A man in Israel has been sentenced to spend seven months in prison for possessing a porcupine. Dubbed by locals as a “serial porcupine hunter,” Rami Fahmawhi has a longstanding track record of hunting porcupines, which are listed by the International Union for Conservation of Nature (IUCN) as a protected species of least concern.
The Israel Nature and Parks Authority (INPA) first caught him with two full sacks full of quills and other Indian crested porcupine body parts, including pieces of stomach, in 2009, and he was soon indicted for the crime. But that didn’t stop the serial hunter from pursuing more of his prey.
Despite his 2009 brush with the law, Fahmawhi continued to hunt porcupines, although it is unknown how frequently he evaded the park authorities. Then in February this year he was again caught with at least one porcupine in his possession.

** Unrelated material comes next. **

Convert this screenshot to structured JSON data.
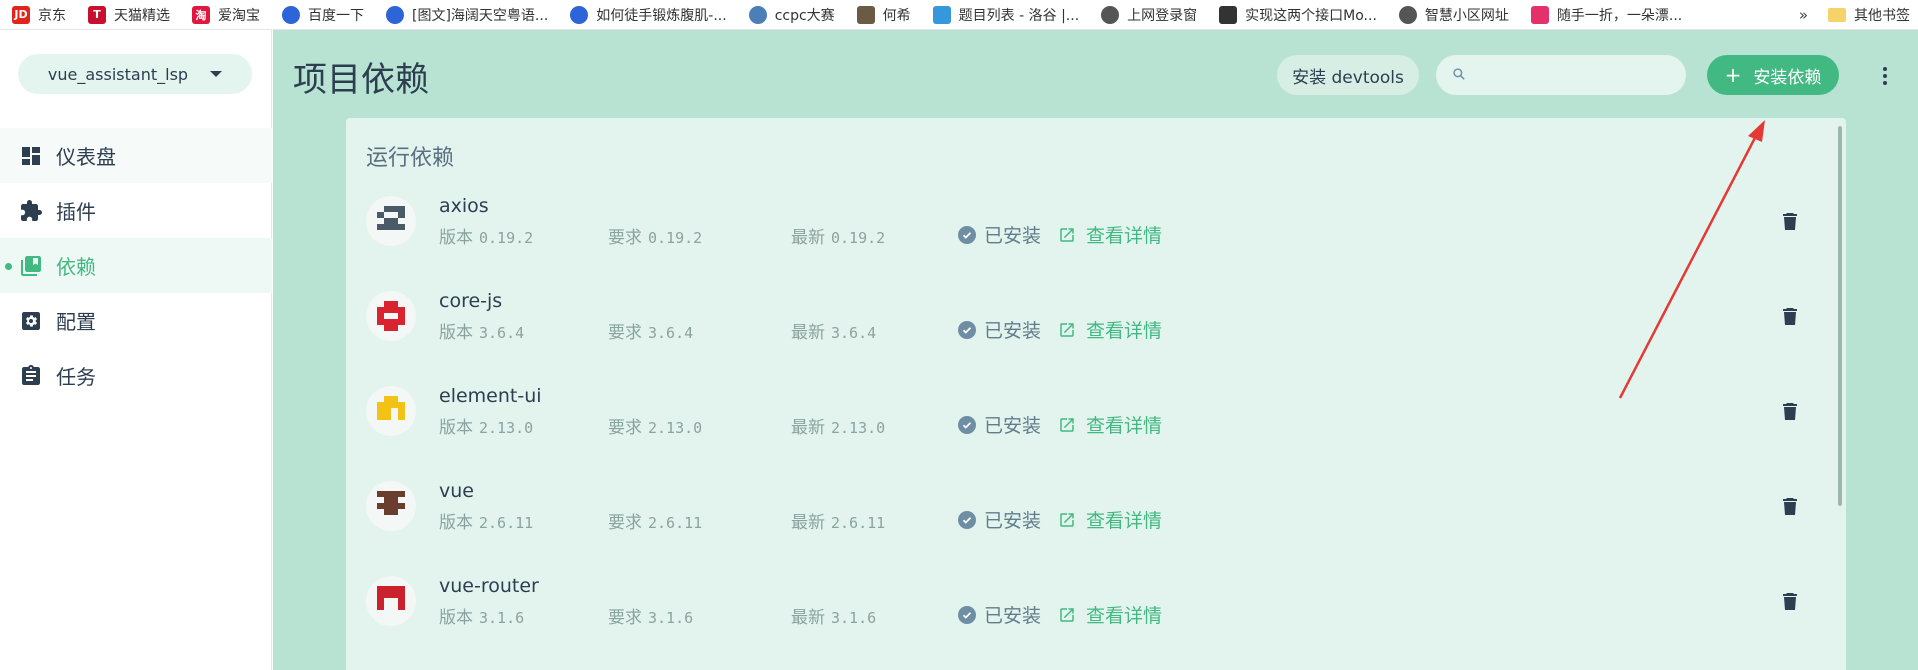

The Haifa District Court issued a $2,600 fine (NIS 10,000) but INPA was not satisfied that this sentence adequately punished the crime and so they appealed the judge’s decision.
The court accepted the appeal and Fahmawhi is expected to begin his prison sentence next month.
This is a major achievement in the struggle to preserve wildlife and in the struggle against criminals hunting and possessing protected wildlife without a permit,” according to a statement released by INPA.
The judges who overturned the fine, Shmuel Berliner, Igal Grill and Bracha Bar-Ziv, wrote that “The law defines both the terms ‘hunting’ and ‘confining’ as violations of the wild animal protection law. This is not a ‘minor’ infringement that does not justify applying the suspended sentence.”
Porcupine meat is a sought after commodity on the black market, where they sell for up to $200 each, and porcupines suffer a great deal when monogamous families are broken up by poachers.